8 Ways the GOP Has Become More Conservative
Republicans and conservatives have begun leaning more and more to the right over the past three years. This shift has delighted their base, frightened David Brooks, and thoroughly confused President Barack Obama, who keeps trying to negotiate with the ghost of Ronald Reagan. Below, I detail eight notable policy shifts of the right.
1. Quantitative Easing (QE) and the Fed:
Before: Conservative hero Milton Freedman supported QE in Japan. Beyond that, the GOP gave wide latitude to the Federal Reserve.
After: Rick Perry compares QE to treason and makes a vague physical threat against the Federal Reserve. Congressional Republicans uniformly oppose QE.
2. Keynesian Stimulus:
Before: In 2001, Paul Ryan supported Keynesian stimulus. In 2002, he said, "You have to spend a little to grow a little ... what we’re trying to do is stimulate the part of the economy that’s on its back."
After: Paul Ryan and nearly every Republican on earth now oppose traditional Keynesian stimulus. Ryan calls the kind of tax cuts that he previously supported, "a sugar high."
3. Immigration reform (including a path to citizenship):
Before: In 2005-2006, nearly half of Senate Republicans supported the McCain/Kennedy/Bush pro-immigration approach. Outside of Congress, Republican governors like Mitt Romney and columnists like Fred Barnes demonized opponents of Bush's plan.
After: Immigration reform becomes one of the most toxic GOP issues. John McCain (R-Ariz.) sums up the new climate best in his riveting 2010 reelection ad, "Complete the Dang Fence" where he exhorted policymakers to complete a useless fence at great expense.
Other notable shifts:
4. Climate Change: The GOP went from support of Cap and Trade to a mix of denial of climate science/reality and uniform opposition to climate legislation. In 2010, McCain opposed a cap and trade bill to the right of his campaign proposal.
5. Deficit reduction: George H.W. Bush and Ronald Reagan both supported and signed legislation mixing tax increases with spending cuts to reduce deficits. Today, like most Republican politicians, they would oppose a deal that included 10-to-1 in spending cuts to tax cuts.
6. Health care mandates: Gingrich, Romney, Hatch, Pawlenty, Huntsman, and the Heritage Foundation flip flopped on this. They went from various levels of support for mandates to "This is the End of Freedom!"

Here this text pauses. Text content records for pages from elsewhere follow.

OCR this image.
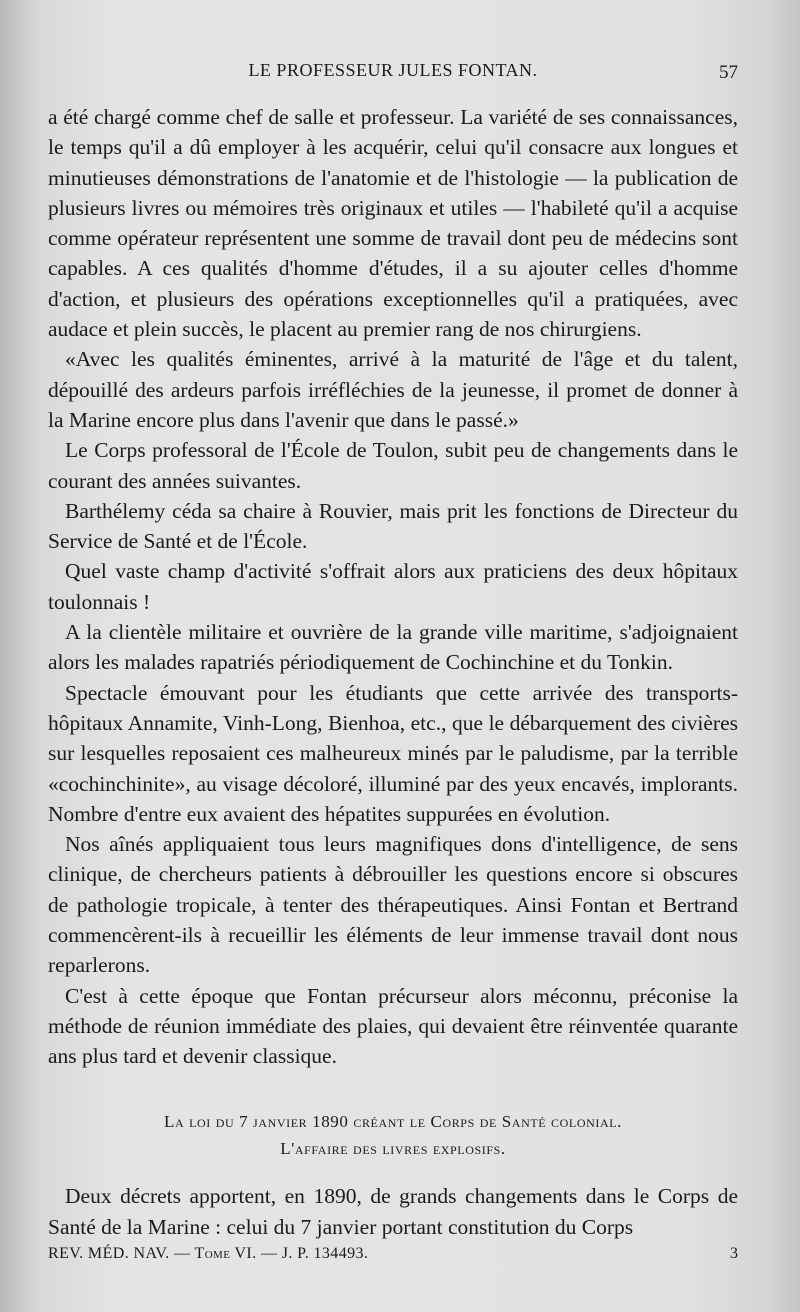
LE PROFESSEUR JULES FONTAN.	57

a été chargé comme chef de salle et professeur. La variété de ses connaissances, le temps qu'il a dû employer à les acquérir, celui qu'il consacre aux longues et minutieuses démonstrations de l'anatomie et de l'histologie — la publication de plusieurs livres ou mémoires très originaux et utiles — l'habileté qu'il a acquise comme opérateur représentent une somme de travail dont peu de médecins sont capables. A ces qualités d'homme d'études, il a su ajouter celles d'homme d'action, et plusieurs des opérations exceptionnelles qu'il a pratiquées, avec audace et plein succès, le placent au premier rang de nos chirurgiens.

«Avec les qualités éminentes, arrivé à la maturité de l'âge et du talent, dépouillé des ardeurs parfois irréfléchies de la jeunesse, il promet de donner à la Marine encore plus dans l'avenir que dans le passé.»

Le Corps professoral de l'École de Toulon, subit peu de changements dans le courant des années suivantes.

Barthélemy céda sa chaire à Rouvier, mais prit les fonctions de Directeur du Service de Santé et de l'École.

Quel vaste champ d'activité s'offrait alors aux praticiens des deux hôpitaux toulonnais !

A la clientèle militaire et ouvrière de la grande ville maritime, s'adjoignaient alors les malades rapatriés périodiquement de Cochinchine et du Tonkin.

Spectacle émouvant pour les étudiants que cette arrivée des transports-hôpitaux Annamite, Vinh-Long, Bienhoa, etc., que le débarquement des civières sur lesquelles reposaient ces malheureux minés par le paludisme, par la terrible «cochinchinite», au visage décoloré, illuminé par des yeux encavés, implorants. Nombre d'entre eux avaient des hépatites suppurées en évolution.

Nos aînés appliquaient tous leurs magnifiques dons d'intelligence, de sens clinique, de chercheurs patients à débrouiller les questions encore si obscures de pathologie tropicale, à tenter des thérapeutiques. Ainsi Fontan et Bertrand commencèrent-ils à recueillir les éléments de leur immense travail dont nous reparlerons.

C'est à cette époque que Fontan précurseur alors méconnu, préconise la méthode de réunion immédiate des plaies, qui devaient être réinventée quarante ans plus tard et devenir classique.

La loi du 7 janvier 1890 créant le Corps de Santé colonial.
L'affaire des livres explosifs.

Deux décrets apportent, en 1890, de grands changements dans le Corps de Santé de la Marine : celui du 7 janvier portant constitution du Corps

REV. MÉD. NAV. — Tome VI. — J. P. 134493.	3
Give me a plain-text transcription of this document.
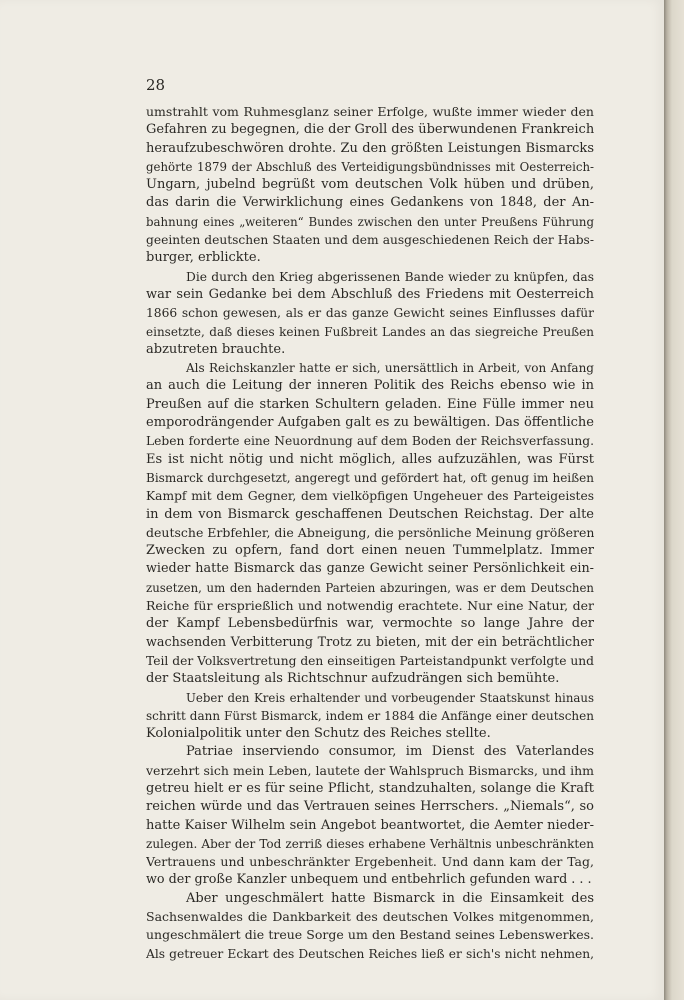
28
umstrahlt vom Ruhmesglanz seiner Erfolge, wußte immer wieder den
Gefahren zu begegnen, die der Groll des überwundenen Frankreich
heraufzubeschwören drohte. Zu den größten Leistungen Bismarcks
gehörte 1879 der Abschluß des Verteidigungsbündnisses mit Oesterreich-
Ungarn, jubelnd begrüßt vom deutschen Volk hüben und drüben,
das darin die Verwirklichung eines Gedankens von 1848, der An-
bahnung eines „weiteren“ Bundes zwischen den unter Preußens Führung
geeinten deutschen Staaten und dem ausgeschiedenen Reich der Habs-
burger, erblickte.
Die durch den Krieg abgerissenen Bande wieder zu knüpfen, das
war sein Gedanke bei dem Abschluß des Friedens mit Oesterreich
1866 schon gewesen, als er das ganze Gewicht seines Einflusses dafür
einsetzte, daß dieses keinen Fußbreit Landes an das siegreiche Preußen
abzutreten brauchte.
Als Reichskanzler hatte er sich, unersättlich in Arbeit, von Anfang
an auch die Leitung der inneren Politik des Reichs ebenso wie in
Preußen auf die starken Schultern geladen. Eine Fülle immer neu
emporodrängender Aufgaben galt es zu bewältigen. Das öffentliche
Leben forderte eine Neuordnung auf dem Boden der Reichsverfassung.
Es ist nicht nötig und nicht möglich, alles aufzuzählen, was Fürst
Bismarck durchgesetzt, angeregt und gefördert hat, oft genug im heißen
Kampf mit dem Gegner, dem vielköpfigen Ungeheuer des Parteigeistes
in dem von Bismarck geschaffenen Deutschen Reichstag. Der alte
deutsche Erbfehler, die Abneigung, die persönliche Meinung größeren
Zwecken zu opfern, fand dort einen neuen Tummelplatz. Immer
wieder hatte Bismarck das ganze Gewicht seiner Persönlichkeit ein-
zusetzen, um den hadernden Parteien abzuringen, was er dem Deutschen
Reiche für ersprießlich und notwendig erachtete. Nur eine Natur, der
der Kampf Lebensbedürfnis war, vermochte so lange Jahre der
wachsenden Verbitterung Trotz zu bieten, mit der ein beträchtlicher
Teil der Volksvertretung den einseitigen Parteistandpunkt verfolgte und
der Staatsleitung als Richtschnur aufzudrängen sich bemühte.
Ueber den Kreis erhaltender und vorbeugender Staatskunst hinaus
schritt dann Fürst Bismarck, indem er 1884 die Anfänge einer deutschen
Kolonialpolitik unter den Schutz des Reiches stellte.
Patriae inserviendo consumor, im Dienst des Vaterlandes
verzehrt sich mein Leben, lautete der Wahlspruch Bismarcks, und ihm
getreu hielt er es für seine Pflicht, standzuhalten, solange die Kraft
reichen würde und das Vertrauen seines Herrschers. „Niemals“, so
hatte Kaiser Wilhelm sein Angebot beantwortet, die Aemter nieder-
zulegen. Aber der Tod zerriß dieses erhabene Verhältnis unbeschränkten
Vertrauens und unbeschränkter Ergebenheit. Und dann kam der Tag,
wo der große Kanzler unbequem und entbehrlich gefunden ward . . .
Aber ungeschmälert hatte Bismarck in die Einsamkeit des
Sachsenwaldes die Dankbarkeit des deutschen Volkes mitgenommen,
ungeschmälert die treue Sorge um den Bestand seines Lebenswerkes.
Als getreuer Eckart des Deutschen Reiches ließ er sich's nicht nehmen,
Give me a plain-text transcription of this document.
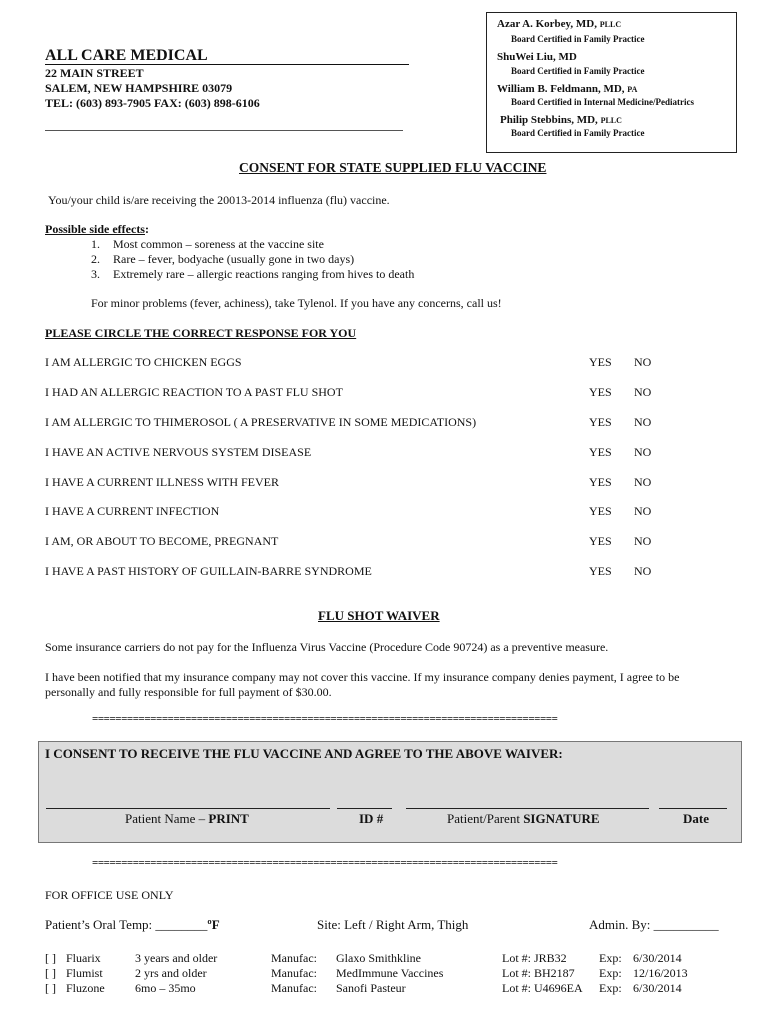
Azar A. Korbey, MD, PLLC
Board Certified in Family Practice
ShuWei Liu, MD
Board Certified in Family Practice
William B. Feldmann, MD, PA
Board Certified in Internal Medicine/Pediatrics
Philip Stebbins, MD, PLLC
Board Certified in Family Practice
ALL CARE MEDICAL
22 MAIN STREET
SALEM, NEW HAMPSHIRE 03079
TEL: (603) 893-7905 FAX: (603) 898-6106
CONSENT FOR STATE SUPPLIED FLU VACCINE
You/your child is/are receiving the 20013-2014 influenza (flu) vaccine.
Possible side effects:
1. Most common – soreness at the vaccine site
2. Rare – fever, bodyache (usually gone in two days)
3. Extremely rare – allergic reactions ranging from hives to death
For minor problems (fever, achiness), take Tylenol. If you have any concerns, call us!
PLEASE CIRCLE THE CORRECT RESPONSE FOR YOU
I AM ALLERGIC TO CHICKEN EGGS	YES NO
I HAD AN ALLERGIC REACTION TO A PAST FLU SHOT	YES NO
I AM ALLERGIC TO THIMEROSOL ( A PRESERVATIVE IN SOME MEDICATIONS)	YES NO
I HAVE AN ACTIVE NERVOUS SYSTEM DISEASE	YES NO
I HAVE A CURRENT ILLNESS WITH FEVER	YES NO
I HAVE A CURRENT INFECTION	YES NO
I AM, OR ABOUT TO BECOME, PREGNANT	YES NO
I HAVE A PAST HISTORY OF GUILLAIN-BARRE SYNDROME	YES NO
FLU SHOT WAIVER
Some insurance carriers do not pay for the Influenza Virus Vaccine (Procedure Code 90724) as a preventive measure.
I have been notified that my insurance company may not cover this vaccine. If my insurance company denies payment, I agree to be
personally and fully responsible for full payment of $30.00.
================================================================================
I CONSENT TO RECEIVE THE FLU VACCINE AND AGREE TO THE ABOVE WAIVER:
Patient Name – PRINT	ID #	Patient/Parent SIGNATURE	Date
================================================================================
FOR OFFICE USE ONLY
Patient’s Oral Temp: ________ºF	Site: Left / Right Arm, Thigh	Admin. By: __________
[ ] Fluarix	3 years and older	Manufac: Glaxo Smithkline	Lot #: JRB32	Exp: 6/30/2014
[ ] Flumist	2 yrs and older	Manufac: MedImmune Vaccines	Lot #: BH2187 Exp: 12/16/2013
[ ] Fluzone	6mo – 35mo	Manufac: Sanofi Pasteur	Lot #: U4696EA Exp: 6/30/2014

7. Education: Bush supported a massive federal intervention (NCLB), but eventually the GOP turned against it.
8. Rejection of Reagan Pragmatism: Today's Republicans would call Reagan a socialist and run him out of town, as he supported a gas tax increase, SSI tax increase, balanced tax reform bill ('86), corporate tax loophole crackdown (1984, 1986), and an income tax hike (1982).